The charitable IRA rollover provision, which expired at the end of last year, allowed IRA owners ages 70½ or older to donate up to $100,000 of their IRA assets to a charity. The donor didn't receive a tax deduction for the contribution. But he or she didn't have to report the IRA withdrawal as taxable income, either. And the contribution could count toward the annual required minimum distribution, or RMD, that people 70½ or older must take from a traditional IRA.

While taxes are uncertain for 2013, you may be thinking Congress and the White House may retroactively extend some “expired” taxpayer favorites. For example, one that expired in 2011 is the ability to give the “required minimum distribution” (RMD) from your IRA to charity.

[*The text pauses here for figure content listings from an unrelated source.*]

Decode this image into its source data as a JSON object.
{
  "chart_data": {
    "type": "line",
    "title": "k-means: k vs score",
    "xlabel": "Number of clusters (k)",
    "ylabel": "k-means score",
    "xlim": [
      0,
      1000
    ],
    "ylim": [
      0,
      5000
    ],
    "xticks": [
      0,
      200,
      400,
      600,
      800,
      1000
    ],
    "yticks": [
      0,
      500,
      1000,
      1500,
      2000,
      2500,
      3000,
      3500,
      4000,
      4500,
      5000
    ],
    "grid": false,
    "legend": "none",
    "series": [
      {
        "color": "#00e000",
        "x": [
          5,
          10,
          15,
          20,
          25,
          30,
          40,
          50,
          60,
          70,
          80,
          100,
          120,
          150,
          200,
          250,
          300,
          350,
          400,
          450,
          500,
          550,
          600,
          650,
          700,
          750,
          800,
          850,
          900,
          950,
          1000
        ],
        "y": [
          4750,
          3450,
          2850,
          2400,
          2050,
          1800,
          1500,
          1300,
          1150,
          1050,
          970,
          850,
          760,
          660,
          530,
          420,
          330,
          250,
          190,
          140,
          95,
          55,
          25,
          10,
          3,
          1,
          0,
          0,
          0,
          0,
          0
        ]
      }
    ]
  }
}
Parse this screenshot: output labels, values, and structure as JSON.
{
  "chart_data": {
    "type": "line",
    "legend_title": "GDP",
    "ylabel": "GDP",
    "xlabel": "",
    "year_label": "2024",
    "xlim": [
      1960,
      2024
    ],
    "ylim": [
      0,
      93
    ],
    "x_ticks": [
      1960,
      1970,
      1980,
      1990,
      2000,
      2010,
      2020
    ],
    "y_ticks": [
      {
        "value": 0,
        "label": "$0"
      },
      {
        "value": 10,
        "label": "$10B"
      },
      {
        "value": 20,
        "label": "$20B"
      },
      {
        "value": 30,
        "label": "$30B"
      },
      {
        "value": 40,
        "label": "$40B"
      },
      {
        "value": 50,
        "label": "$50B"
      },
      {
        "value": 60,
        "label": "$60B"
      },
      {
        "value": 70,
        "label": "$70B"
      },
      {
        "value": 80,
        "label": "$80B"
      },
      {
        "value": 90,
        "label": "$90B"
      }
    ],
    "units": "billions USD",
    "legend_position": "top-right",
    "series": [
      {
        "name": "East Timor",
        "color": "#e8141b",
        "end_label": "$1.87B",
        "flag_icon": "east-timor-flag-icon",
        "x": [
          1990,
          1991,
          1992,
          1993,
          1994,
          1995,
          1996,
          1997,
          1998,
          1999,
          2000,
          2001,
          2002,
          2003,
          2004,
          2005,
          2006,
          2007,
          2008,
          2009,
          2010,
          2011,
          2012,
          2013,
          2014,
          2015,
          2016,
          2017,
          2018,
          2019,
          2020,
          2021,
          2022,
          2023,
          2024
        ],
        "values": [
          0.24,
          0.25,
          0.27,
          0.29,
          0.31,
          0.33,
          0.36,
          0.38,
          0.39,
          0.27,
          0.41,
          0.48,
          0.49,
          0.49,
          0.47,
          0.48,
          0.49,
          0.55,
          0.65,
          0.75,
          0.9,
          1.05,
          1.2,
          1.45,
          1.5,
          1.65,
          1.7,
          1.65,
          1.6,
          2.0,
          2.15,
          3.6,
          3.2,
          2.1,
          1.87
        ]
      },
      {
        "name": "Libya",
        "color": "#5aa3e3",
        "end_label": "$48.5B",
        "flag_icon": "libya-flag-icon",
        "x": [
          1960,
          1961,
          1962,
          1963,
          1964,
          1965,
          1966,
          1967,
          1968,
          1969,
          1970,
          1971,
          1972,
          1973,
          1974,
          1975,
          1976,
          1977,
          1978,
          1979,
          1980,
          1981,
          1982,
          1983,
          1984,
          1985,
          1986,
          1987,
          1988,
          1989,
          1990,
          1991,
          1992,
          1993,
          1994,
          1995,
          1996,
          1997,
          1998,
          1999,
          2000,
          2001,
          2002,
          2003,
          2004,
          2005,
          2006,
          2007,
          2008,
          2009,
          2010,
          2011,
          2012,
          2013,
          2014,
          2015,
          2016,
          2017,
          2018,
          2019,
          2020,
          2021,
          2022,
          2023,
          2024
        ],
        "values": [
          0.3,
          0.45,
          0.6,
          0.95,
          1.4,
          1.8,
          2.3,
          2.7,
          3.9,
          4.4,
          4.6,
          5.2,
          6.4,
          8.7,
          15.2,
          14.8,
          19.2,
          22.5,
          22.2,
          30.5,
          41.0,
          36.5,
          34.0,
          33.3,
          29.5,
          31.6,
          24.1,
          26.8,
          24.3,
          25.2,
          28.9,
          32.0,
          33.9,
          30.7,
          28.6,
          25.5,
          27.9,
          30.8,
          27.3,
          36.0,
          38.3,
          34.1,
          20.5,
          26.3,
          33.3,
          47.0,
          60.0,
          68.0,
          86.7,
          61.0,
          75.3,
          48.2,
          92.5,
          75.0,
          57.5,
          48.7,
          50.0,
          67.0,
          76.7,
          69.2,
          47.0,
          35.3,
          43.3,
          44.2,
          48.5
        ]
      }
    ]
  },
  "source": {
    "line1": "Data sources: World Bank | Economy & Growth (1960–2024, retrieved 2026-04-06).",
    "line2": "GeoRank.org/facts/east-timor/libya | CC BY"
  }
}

But do not count on retroactive resuscitation for this favorite in time for your 2012 taxes.

Until the end of 2011, as you likely recall, it was possible for individuals over the age of 70 ½ to simply rollover their RMDs from their IRAs straight into the waiting hands of their favorite charity. As a result, this saved these taxpayers from any pesky taxable income.

The Wall Street Journal took up this matter in a recent article titled “Should You Wait on IRA Donations?” According to the article, aside from benefiting charity, the benefit to seniors making this savvy move include:

“By reducing your adjusted gross income, the tax provision may help you keep it below the thresholds at which you could lose some of your deductions and other tax benefits, or become subject to higher Medicare premiums and taxes on your Social Security benefits.”

The verdict: it might not be worth risking the wait on Congress and the White House to find out the official ruling on charitable IRA distributions for 2012.

The article notes, however, that even if you have to take the RMD and accept the taxable income, you can still give it away and claim a charitable deduction. Although that’s not as beneficial as the Charitable IRA rollover, it’s better than nothing and certainly far better than inaction. Why? There’s an excise tax on the failure to timely accept the full amount of your RMD.

Reference: The Wall Street Journal (September 22, 2012) “Should You Wait on IRA Donations?